Hayek dejó más claro qué tienen los precios de mercado que los convierten en una herramienta tan vital, y por qué los precios fijados por el Estado no eran un sustituto adecuado. La idea básica es la siguiente: En una economía avanzada y compleja, dependemos de la especialización y de la división del trabajo. Nadie sabe hacerlo todo. No hay neurocirujanos que también sean grandes fontaneros, electricistas, poetas, traductores y expertos en política exterior. Pero todo el mundo sabe hacer algo. Así que todos hacemos cosas diferentes, y luego hacemos que esas diferentes piezas encajen.

División del conocimiento

Del mismo modo, las economías avanzadas y complejas se basan en una división del conocimiento. Nadie lo sabe todo sobre la economía. Nadie sabe más que una pequeña parte. Pero todos sabemos algo. Todos tenemos algún conocimiento económicamente relevante: tal vez sobre la industria en la que trabajamos, la región en la que vivimos o, si no hay nada más, todos conocemos nuestras propias preferencias mejor que nadie.

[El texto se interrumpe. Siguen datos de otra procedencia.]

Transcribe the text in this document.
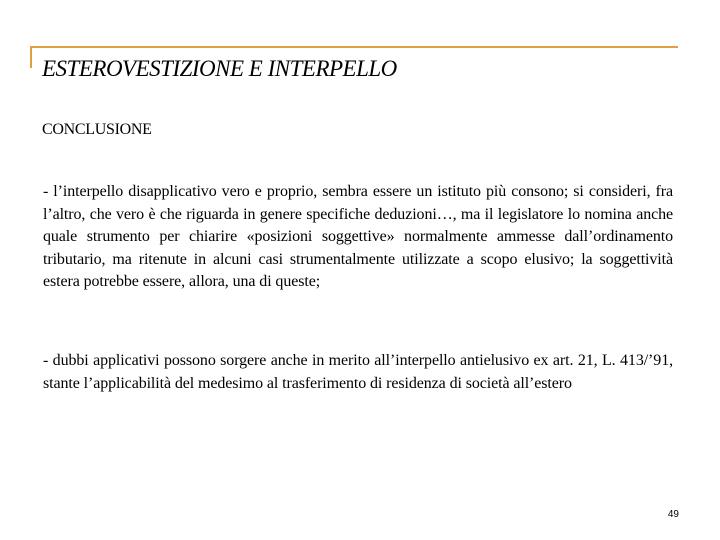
ESTEROVESTIZIONE E INTERPELLO
CONCLUSIONE
- l’interpello disapplicativo vero e proprio, sembra essere un istituto più consono; si consideri, fra l’altro, che vero è che riguarda in genere specifiche deduzioni…, ma il legislatore lo nomina anche quale strumento per chiarire «posizioni soggettive» normalmente ammesse dall’ordinamento tributario, ma ritenute in alcuni casi strumentalmente utilizzate a scopo elusivo; la soggettività estera potrebbe essere, allora, una di queste;
- dubbi applicativi possono sorgere anche in merito all’interpello antielusivo ex art. 21, L. 413/’91, stante l’applicabilità del medesimo al trasferimento di residenza di società all’estero
49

Todos aportamos conocimientos al mercado. El mercado agrega todos esos conocimientos y los difunde. Un ejemplo que Hayek utilizó fue el de una caída repentina de la oferta de estaño en algún lugar del mundo; o alternativamente, se descubre un nuevo uso industrial del estaño, lo que provoca un aumento de la demanda.

La mayoría de nosotros no tenemos ni idea de ese sector de la economía. No sabemos nada de la minería del estaño, y no tenemos ni idea de que esto haya ocurrido. Pero no necesitamos saberlo. Todo lo que tenemos que hacer es observar que los precios del estaño, y los precios de los productos que contienen estaño, han subido, y reaccionar a ello de alguna manera.

Precios y orden

Las empresas que utilizan estaño para fabricar, por ejemplo, muebles, pueden buscar algún sustituto. Los consumidores pueden cambiar a un producto alternativo que utilice menos estaño o, si eso no es posible, simplemente reducir su consumo de productos que contengan estaño. Al mismo tiempo, alguien, en algún lugar, detectará la oportunidad de obtener beneficios e intentará introducir en el mercado nuevos suministros de estaño o sustitutos cercanos.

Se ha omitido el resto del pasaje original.